I was, out of curiosity, trying to derive an exact theoretical expression for the expected value of v_min, and this is what I got (apologies for the poor typesetting):

E( #heads_min ) = sum from i=0 to i=10 ( P(#heads_min = i) * i )
P(#heads_min = i) = 1000 * P( one gets i intersect the others get >= i)
for which *1000 means that out of the 1000 trials, I choose one trial to be the minimum head trial.

P( one gets i intersect the others get >= i)
= P( one gets i ) * P(others get >= i)
= p(i, 10, 0.5) * [1 - F(i-1, 10, 0.5)] ^ 999
for which p is the probability mass function and F is the cumulative mass function, with parameters (number successes, total number, prob. of success). I used i-1 for F since >= i includes i itself.

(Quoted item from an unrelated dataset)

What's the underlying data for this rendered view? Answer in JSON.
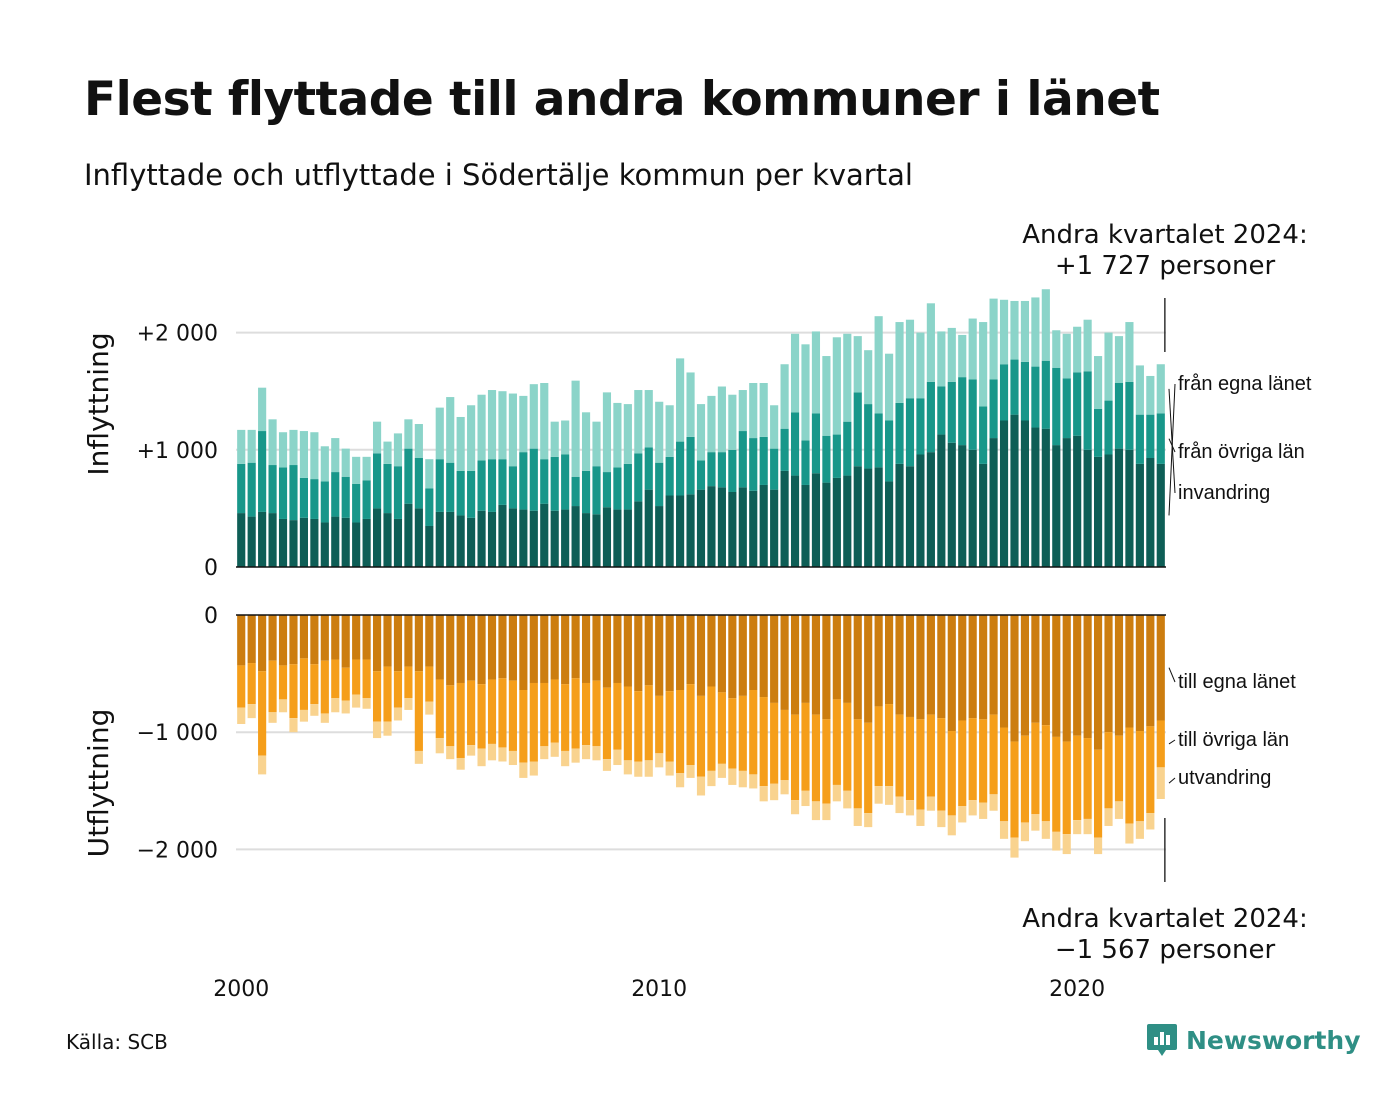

and this expression yielded the result E( #heads_min ) = 3.6814, and expected v_min is thus 0.36814, which is incorrect.
Would anyone please point to me where my mistake is? I would really really appreciate it!

Here is the R code I used for the calculation:

phmin = function(i) {
u = 0.5 # probability of head
N = 10 # number of flips per trial
m = 1000 # number of trials
one_min = dbinom(i, N, u)
others_more = pbinom(i-1, N, u, lower.tail = FALSE) ^ (m-1)
return(1000 * one_min * others_more)
}

ivals = (0:10)
expect_hmin = sum(phmin(ivals) %*% ivals)
expect_hmin / 10

[yaser]

Quote:

Originally Posted by yusunchina

P(#heads_min = i) = 1000 * P( one gets i intersect the others get >= i)

This formula assumes that the events "one gets i intersect the others get >= i" (with the "one" fixed at one coin at a time) are disjoint, otherwise this would be an over-count. These events are in fact overlapping. For instance, the case where all the coins get exactly i (which is admittedly an extremely unlikely event but chosen here as a simple illustration) would be counted in all 1000 cases, although it happens only "once."

[yusunchina]

Thank you so much, this clears it up exactly and I changed it and got the correct answer! I'll keep working.